Phantasy Star II is, to this day, one of my favorite role-playing games of all time. Complete with an epic storyline and some of the most difficult puzzles I've ever experienced, Phantasty Star II kept me engrossed until the bitter end.
Streets of Rage was another classic. I can still remember battling my way through the various levels with reckless abandon.
Call me crazy, but I loved Aladdin for the Genesis. It had incredible visuals and outstanding gameplay, and it was a great time-waster. It's probably one of the best Genesis games ever made.

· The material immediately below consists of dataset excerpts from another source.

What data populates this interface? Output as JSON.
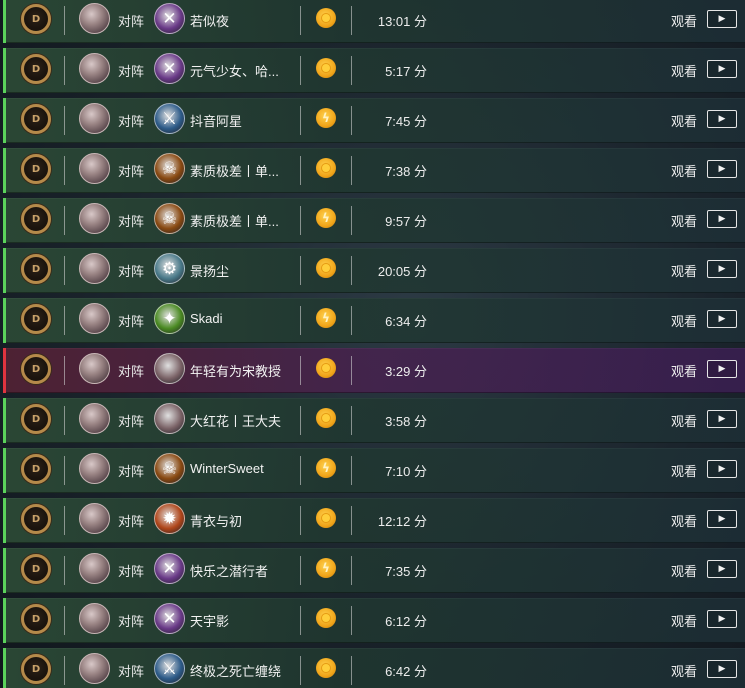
{
  "matches": [
    {
      "vs": "对阵",
      "opponent": "若似夜",
      "hero_icon": "crossed-blades-icon",
      "hero_glyph": "✕",
      "hero_color": "#6a3a88",
      "currency_icon": "gold-coin-icon",
      "duration": "13:01 分",
      "watch": "观看",
      "play": "▶",
      "result": "win"
    },
    {
      "vs": "对阵",
      "opponent": "元气少女、哈...",
      "hero_icon": "crossed-blades-icon",
      "hero_glyph": "✕",
      "hero_color": "#6a3a88",
      "currency_icon": "gold-coin-icon",
      "duration": "5:17 分",
      "watch": "观看",
      "play": "▶",
      "result": "win"
    },
    {
      "vs": "对阵",
      "opponent": "抖音阿星",
      "hero_icon": "sword-icon",
      "hero_glyph": "⚔",
      "hero_color": "#2e5c8a",
      "currency_icon": "flame-coin-icon",
      "duration": "7:45 分",
      "watch": "观看",
      "play": "▶",
      "result": "win"
    },
    {
      "vs": "对阵",
      "opponent": "素质极差丨单...",
      "hero_icon": "demon-mask-icon",
      "hero_glyph": "☠",
      "hero_color": "#8a4a12",
      "currency_icon": "gold-coin-icon",
      "duration": "7:38 分",
      "watch": "观看",
      "play": "▶",
      "result": "win"
    },
    {
      "vs": "对阵",
      "opponent": "素质极差丨单...",
      "hero_icon": "demon-mask-icon",
      "hero_glyph": "☠",
      "hero_color": "#8a4a12",
      "currency_icon": "flame-coin-icon",
      "duration": "9:57 分",
      "watch": "观看",
      "play": "▶",
      "result": "win"
    },
    {
      "vs": "对阵",
      "opponent": "景扬尘",
      "hero_icon": "mech-icon",
      "hero_glyph": "⚙",
      "hero_color": "#4a7a8a",
      "currency_icon": "gold-coin-icon",
      "duration": "20:05 分",
      "watch": "观看",
      "play": "▶",
      "result": "win"
    },
    {
      "vs": "对阵",
      "opponent": "Skadi",
      "hero_icon": "green-spell-icon",
      "hero_glyph": "✦",
      "hero_color": "#4a8a22",
      "currency_icon": "flame-coin-icon",
      "duration": "6:34 分",
      "watch": "观看",
      "play": "▶",
      "result": "win"
    },
    {
      "vs": "对阵",
      "opponent": "年轻有为宋教授",
      "hero_icon": "portrait-icon",
      "hero_glyph": "",
      "hero_color": "#7a6266",
      "currency_icon": "gold-coin-icon",
      "duration": "3:29 分",
      "watch": "观看",
      "play": "▶",
      "result": "loss"
    },
    {
      "vs": "对阵",
      "opponent": "大红花丨王大夫",
      "hero_icon": "portrait-icon",
      "hero_glyph": "",
      "hero_color": "#7a6266",
      "currency_icon": "gold-coin-icon",
      "duration": "3:58 分",
      "watch": "观看",
      "play": "▶",
      "result": "win"
    },
    {
      "vs": "对阵",
      "opponent": "WinterSweet",
      "hero_icon": "demon-mask-icon",
      "hero_glyph": "☠",
      "hero_color": "#8a4a12",
      "currency_icon": "flame-coin-icon",
      "duration": "7:10 分",
      "watch": "观看",
      "play": "▶",
      "result": "win"
    },
    {
      "vs": "对阵",
      "opponent": "青衣与初",
      "hero_icon": "fire-icon",
      "hero_glyph": "✹",
      "hero_color": "#b0461a",
      "currency_icon": "gold-coin-icon",
      "duration": "12:12 分",
      "watch": "观看",
      "play": "▶",
      "result": "win"
    },
    {
      "vs": "对阵",
      "opponent": "快乐之潜行者",
      "hero_icon": "crossed-blades-icon",
      "hero_glyph": "✕",
      "hero_color": "#6a3a88",
      "currency_icon": "flame-coin-icon",
      "duration": "7:35 分",
      "watch": "观看",
      "play": "▶",
      "result": "win"
    },
    {
      "vs": "对阵",
      "opponent": "天宇影",
      "hero_icon": "crossed-blades-icon",
      "hero_glyph": "✕",
      "hero_color": "#6a3a88",
      "currency_icon": "gold-coin-icon",
      "duration": "6:12 分",
      "watch": "观看",
      "play": "▶",
      "result": "win"
    },
    {
      "vs": "对阵",
      "opponent": "终极之死亡缠绕",
      "hero_icon": "sword-icon",
      "hero_glyph": "⚔",
      "hero_color": "#2e5c8a",
      "currency_icon": "gold-coin-icon",
      "duration": "6:42 分",
      "watch": "观看",
      "play": "▶",
      "result": "win"
    }
  ],
  "badge_text": "D",
  "win_color": "#5bd25b",
  "loss_color": "#e0343f"
}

Although I could go on, I'll end this list with Earthworm Jim. It was unique, it had gorgeous graphics for its time, gameplay was outstanding, and it had an interesting storyline. To this day, it holds a special place in my game collection.
A brief retrospective
Twenty years later, much has changed in the video game industry. Sega isn't in the console market. Microsoft and Sony are playing catch-up with that old stalwart, Nintendo. And Sonic the Hedgehog, once the favorite of so many, is now an afterthought, when it comes to major video game characters.
And yet Sega still has an incredible following. The Sega fanatics still congregate on forums across the Web, discussing Sega's Golden Age, what went wrong, how it could have been avoided, and whether the company can re-emerge as a console maker.
The hope is there. But it's doubtful that Sega's desire can match it. The company had a bad experience in the hardware market, and so far, it hasn't made any indication that it's willing to jump back in.
Although it didn't save Sega over the long term, the Genesis was the prime reason that many gamers stuck with the company. More importantly, it was a console that got many more people into gaming.
Isn't that all we can really ask for from a console?